Storia, magia e simboli nelle fotografie di Nidaa Badwan in mostra a Macerata
Vincitrice della settima edizione del Premio Pannaggi/Nuova Generazione 2024, l'artista palestinese è protagonista di una grande mostra a Palazzo Buonaccorsi con scatti da cui emergono i fasti e le memorie del passato
Teatrali e immaginifici: così potremmo definire gli scatti di Nidaa Badwan (Abu Dhabi, 1987), l’artista palestinese che attraverso la fotografia interpreta e racconta il mondo che la circonda. Premiata nel 2016 con il Sovereign Middle East & North Africa Art Prize, dedicato ai 30 migliori artisti del mondo arabo, nel 2024 Badwan si è aggiudicata anche la settima edizione del Premio Pannaggi/Nuova Generazione, ideato dall’Associazione Amici di Palazzo Buonaccorsi, a Macerata, dove l’artista vive ormai da dieci anni. In occasione di questo riconoscimento, Badwan sarà protagonista di The Saving Light, la mostra ospitata negli spazi dei Musei Civici di Palazzo Buonaccorsi a Macerata (dal 28 novembre al 30 marzo 2025) a cura di Paola Ballesi.
La mostra The Saving Light di Nidaa Badwan a Palazzo Buonaccorsi
La mostra si compone di fotografie site specific che l’artista ha realizzato proprio immaginando un dialogo con Palazzo Buonaccorsi, che lei stessa definisce “un luogo dello spirito, impregnato di vicende personali, storia, magia e simboli”: in questi scatti emerge la componente teatrale del lavoro di Badwan, un personale punto di vista con cui interpretare il reale e una mise en scène attraverso la quale si dischiude il segreto del mondo che ci circonda. Nelle sale del Palazzo si susseguono immagini che fanno rivivere i fasti dei tempi che furono e dei racconti qui conservati, in un perfetto equilibrio tra memoria e modernità.

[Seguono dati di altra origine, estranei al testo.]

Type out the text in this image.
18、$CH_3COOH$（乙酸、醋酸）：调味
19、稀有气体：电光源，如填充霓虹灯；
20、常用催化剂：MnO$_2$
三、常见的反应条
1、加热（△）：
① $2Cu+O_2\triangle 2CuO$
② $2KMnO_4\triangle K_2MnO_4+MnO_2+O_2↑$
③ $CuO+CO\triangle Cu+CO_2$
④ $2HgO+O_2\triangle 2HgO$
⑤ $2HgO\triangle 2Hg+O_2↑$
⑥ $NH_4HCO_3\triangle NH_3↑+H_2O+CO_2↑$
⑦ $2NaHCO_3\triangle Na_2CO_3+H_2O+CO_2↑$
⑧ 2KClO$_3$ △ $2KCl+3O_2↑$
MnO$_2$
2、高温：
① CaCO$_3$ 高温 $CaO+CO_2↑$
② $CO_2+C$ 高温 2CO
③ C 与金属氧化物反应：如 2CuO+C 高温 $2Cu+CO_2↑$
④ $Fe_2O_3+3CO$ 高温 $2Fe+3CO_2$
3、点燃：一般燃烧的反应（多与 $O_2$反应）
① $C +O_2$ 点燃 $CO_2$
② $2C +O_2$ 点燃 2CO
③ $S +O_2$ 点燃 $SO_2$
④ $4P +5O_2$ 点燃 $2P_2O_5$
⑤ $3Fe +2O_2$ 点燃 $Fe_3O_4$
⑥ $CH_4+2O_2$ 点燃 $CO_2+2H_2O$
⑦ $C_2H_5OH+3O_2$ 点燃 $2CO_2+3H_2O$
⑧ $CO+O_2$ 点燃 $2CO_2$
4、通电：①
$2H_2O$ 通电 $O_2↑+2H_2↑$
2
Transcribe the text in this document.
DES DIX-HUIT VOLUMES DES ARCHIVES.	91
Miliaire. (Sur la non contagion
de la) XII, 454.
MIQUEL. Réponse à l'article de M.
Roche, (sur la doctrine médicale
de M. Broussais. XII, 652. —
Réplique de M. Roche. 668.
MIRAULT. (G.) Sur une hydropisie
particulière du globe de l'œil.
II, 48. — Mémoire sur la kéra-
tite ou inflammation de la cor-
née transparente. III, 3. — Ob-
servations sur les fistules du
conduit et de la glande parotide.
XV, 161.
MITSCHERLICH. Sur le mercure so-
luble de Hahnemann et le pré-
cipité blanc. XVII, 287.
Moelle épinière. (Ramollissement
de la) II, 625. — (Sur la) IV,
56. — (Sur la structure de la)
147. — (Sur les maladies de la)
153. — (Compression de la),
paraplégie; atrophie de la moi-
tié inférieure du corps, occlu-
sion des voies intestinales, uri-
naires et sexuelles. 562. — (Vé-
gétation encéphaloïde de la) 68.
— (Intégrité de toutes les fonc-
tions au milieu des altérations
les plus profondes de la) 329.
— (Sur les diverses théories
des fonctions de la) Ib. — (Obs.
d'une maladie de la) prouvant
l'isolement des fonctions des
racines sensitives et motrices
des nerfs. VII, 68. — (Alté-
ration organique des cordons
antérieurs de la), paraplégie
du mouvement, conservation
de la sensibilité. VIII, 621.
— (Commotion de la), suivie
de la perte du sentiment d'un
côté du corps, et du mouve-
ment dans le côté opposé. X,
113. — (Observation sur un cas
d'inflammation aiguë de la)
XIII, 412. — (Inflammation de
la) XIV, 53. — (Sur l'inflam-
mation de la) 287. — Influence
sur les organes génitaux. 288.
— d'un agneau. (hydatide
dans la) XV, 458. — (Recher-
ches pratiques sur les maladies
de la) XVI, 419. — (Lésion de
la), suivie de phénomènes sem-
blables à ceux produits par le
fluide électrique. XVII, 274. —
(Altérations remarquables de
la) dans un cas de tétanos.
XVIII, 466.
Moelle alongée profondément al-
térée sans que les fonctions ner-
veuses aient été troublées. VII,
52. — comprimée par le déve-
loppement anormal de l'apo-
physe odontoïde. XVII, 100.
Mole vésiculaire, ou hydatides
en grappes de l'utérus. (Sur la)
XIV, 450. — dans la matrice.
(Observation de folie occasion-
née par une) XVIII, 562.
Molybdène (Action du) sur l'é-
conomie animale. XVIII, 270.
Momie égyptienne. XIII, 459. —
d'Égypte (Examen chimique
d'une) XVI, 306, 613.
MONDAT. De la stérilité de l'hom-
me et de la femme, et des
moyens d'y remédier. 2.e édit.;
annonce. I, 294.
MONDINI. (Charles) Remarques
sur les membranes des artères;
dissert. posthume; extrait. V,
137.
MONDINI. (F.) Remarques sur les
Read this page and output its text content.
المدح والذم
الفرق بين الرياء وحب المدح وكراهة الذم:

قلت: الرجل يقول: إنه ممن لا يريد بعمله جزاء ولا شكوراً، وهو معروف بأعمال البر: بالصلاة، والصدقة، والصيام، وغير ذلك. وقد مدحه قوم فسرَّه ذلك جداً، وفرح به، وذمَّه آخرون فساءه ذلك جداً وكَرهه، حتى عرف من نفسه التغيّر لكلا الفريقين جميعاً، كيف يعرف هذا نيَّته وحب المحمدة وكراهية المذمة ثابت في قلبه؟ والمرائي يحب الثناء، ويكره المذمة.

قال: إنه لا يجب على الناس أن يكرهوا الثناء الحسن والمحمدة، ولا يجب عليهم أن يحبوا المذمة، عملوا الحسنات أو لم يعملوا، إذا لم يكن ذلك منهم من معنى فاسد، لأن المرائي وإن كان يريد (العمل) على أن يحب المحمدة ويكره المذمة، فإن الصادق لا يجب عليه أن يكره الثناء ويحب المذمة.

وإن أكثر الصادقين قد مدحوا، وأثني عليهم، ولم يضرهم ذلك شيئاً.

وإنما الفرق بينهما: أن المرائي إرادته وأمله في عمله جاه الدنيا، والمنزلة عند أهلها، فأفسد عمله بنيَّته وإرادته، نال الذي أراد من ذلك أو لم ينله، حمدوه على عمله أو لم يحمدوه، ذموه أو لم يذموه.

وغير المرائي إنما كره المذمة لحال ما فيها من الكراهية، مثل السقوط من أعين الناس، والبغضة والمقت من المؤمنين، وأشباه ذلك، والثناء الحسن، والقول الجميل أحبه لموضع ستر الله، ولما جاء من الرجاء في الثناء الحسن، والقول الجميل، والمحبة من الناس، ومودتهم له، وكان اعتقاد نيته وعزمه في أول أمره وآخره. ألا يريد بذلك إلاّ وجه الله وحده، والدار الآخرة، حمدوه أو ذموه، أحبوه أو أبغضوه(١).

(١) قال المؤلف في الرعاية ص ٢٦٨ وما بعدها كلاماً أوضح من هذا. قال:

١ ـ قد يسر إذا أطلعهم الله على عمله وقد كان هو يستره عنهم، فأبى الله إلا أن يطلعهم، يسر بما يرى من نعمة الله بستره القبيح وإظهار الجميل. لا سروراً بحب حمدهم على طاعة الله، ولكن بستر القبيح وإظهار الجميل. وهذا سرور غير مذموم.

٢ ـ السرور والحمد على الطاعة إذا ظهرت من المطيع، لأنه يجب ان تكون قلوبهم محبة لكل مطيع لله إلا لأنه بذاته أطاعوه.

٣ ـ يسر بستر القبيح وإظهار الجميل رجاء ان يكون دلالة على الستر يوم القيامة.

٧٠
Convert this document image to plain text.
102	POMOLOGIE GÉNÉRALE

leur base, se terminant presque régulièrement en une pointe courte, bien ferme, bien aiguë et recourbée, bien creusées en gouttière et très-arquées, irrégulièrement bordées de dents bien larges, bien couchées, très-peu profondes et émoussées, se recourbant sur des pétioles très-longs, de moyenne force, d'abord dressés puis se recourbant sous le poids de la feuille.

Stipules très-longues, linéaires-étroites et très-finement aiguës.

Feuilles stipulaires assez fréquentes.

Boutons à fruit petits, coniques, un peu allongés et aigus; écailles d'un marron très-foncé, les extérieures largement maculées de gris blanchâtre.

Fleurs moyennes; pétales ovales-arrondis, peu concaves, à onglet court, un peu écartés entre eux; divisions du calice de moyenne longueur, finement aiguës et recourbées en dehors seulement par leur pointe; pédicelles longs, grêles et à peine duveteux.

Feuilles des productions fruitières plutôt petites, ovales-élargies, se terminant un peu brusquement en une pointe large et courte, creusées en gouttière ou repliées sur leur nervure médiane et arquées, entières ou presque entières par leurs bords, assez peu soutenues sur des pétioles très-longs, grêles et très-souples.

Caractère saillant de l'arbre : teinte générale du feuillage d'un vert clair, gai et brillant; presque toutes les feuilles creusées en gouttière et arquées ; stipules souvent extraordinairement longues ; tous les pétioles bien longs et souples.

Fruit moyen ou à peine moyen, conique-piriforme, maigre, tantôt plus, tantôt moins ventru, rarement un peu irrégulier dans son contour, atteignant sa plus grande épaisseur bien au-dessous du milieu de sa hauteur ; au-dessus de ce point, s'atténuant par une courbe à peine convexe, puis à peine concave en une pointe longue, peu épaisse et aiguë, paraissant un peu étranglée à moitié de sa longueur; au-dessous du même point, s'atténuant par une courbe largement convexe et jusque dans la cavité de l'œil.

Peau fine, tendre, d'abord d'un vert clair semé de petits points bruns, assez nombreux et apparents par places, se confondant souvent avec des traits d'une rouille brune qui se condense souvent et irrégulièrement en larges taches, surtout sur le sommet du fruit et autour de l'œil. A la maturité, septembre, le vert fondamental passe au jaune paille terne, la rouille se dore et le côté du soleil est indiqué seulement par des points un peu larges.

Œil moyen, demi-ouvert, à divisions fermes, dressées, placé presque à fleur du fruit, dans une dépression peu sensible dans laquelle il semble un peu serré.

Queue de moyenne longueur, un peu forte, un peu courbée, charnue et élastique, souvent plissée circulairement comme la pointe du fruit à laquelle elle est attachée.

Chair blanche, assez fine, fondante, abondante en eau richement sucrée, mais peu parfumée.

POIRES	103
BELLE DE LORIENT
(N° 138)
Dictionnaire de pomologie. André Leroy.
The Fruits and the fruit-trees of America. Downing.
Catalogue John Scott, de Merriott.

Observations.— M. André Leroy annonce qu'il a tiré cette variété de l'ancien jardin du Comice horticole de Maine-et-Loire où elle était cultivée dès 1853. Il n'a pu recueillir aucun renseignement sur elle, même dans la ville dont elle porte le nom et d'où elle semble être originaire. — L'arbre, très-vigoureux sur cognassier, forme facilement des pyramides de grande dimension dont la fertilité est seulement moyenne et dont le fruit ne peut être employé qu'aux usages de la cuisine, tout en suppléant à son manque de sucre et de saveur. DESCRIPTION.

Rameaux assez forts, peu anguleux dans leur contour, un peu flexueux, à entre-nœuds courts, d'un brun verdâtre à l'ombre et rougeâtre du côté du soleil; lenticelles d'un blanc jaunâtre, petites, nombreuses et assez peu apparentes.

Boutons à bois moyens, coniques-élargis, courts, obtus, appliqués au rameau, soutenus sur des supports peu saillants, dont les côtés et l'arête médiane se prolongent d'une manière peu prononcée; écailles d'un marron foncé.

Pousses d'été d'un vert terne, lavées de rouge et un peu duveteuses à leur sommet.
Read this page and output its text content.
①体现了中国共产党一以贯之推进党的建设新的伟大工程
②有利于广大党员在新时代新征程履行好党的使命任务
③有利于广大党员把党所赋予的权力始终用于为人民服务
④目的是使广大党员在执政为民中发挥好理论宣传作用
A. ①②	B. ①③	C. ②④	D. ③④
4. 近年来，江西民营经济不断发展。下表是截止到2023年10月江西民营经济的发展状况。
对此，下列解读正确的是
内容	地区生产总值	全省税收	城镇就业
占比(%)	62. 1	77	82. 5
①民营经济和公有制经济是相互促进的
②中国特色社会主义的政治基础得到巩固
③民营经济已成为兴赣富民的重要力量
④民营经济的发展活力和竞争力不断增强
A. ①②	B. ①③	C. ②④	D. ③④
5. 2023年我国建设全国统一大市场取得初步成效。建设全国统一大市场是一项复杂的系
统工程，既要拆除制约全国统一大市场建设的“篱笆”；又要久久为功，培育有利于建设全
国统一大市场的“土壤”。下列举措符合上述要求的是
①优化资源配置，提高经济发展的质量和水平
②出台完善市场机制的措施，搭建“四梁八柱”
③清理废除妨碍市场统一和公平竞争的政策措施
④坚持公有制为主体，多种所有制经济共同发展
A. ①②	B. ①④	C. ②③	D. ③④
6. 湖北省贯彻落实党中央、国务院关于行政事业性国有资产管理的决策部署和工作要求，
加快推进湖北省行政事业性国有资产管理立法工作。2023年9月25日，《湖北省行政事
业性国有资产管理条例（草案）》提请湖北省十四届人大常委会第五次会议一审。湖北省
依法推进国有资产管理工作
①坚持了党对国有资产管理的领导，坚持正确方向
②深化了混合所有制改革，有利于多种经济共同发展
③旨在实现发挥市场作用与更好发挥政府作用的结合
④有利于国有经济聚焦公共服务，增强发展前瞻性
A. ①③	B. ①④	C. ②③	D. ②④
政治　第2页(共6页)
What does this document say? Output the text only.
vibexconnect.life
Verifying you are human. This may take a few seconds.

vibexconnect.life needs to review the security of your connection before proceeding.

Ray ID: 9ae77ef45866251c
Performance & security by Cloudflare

La luce nelle fotografie di Nidaa Badwan
La luce, spirituale e salvifica, è protagonista di altre serie realizzate negli anni da Nidaa Badwan, tra cui: Rinascita, il ciclo realizzato nel 2024 nel quale la luce è protagonista assoluta; Oscure notti dell’anima, in cui l’artista si rappresenta come un angelo caduto per poter volare lontano dall’oscurità e trascendere la sua natura umana; e infine Cento giorni di solitudine, del 2016, il lavoro che ha portato l’artista alla notorietà. Questo è il racconto di un esilio volontario volto a denunciare gli abusi del potere, una lotta pacifica e silenziosa che trae la sua forza dai colori saturi e dalla luce catturata negli scatti.
La mostra nelle parole della curatrice Paola Ballesi
“La sua produzione fotografica è in continua evoluzione e le sue opere hanno girato e attualmente stanno girando il mondo con progetti mirati che rendono omaggio alla cultura italiana, mentre altri di carattere introspettivo e psicologico diventano potenti dispositivi di prospezione per penetrare nel fondo dell’animo umano”,spiega la curatrice della mostra Paola Ballesi. “Ma al di là dei vari temi affrontati, la sua ricerca attraverso il mezzo fotografico presenta una costante stilistica inequivocabile che rende unico e inconfondibile il suo linguaggio: la rappresentazione del corpo come teatro”.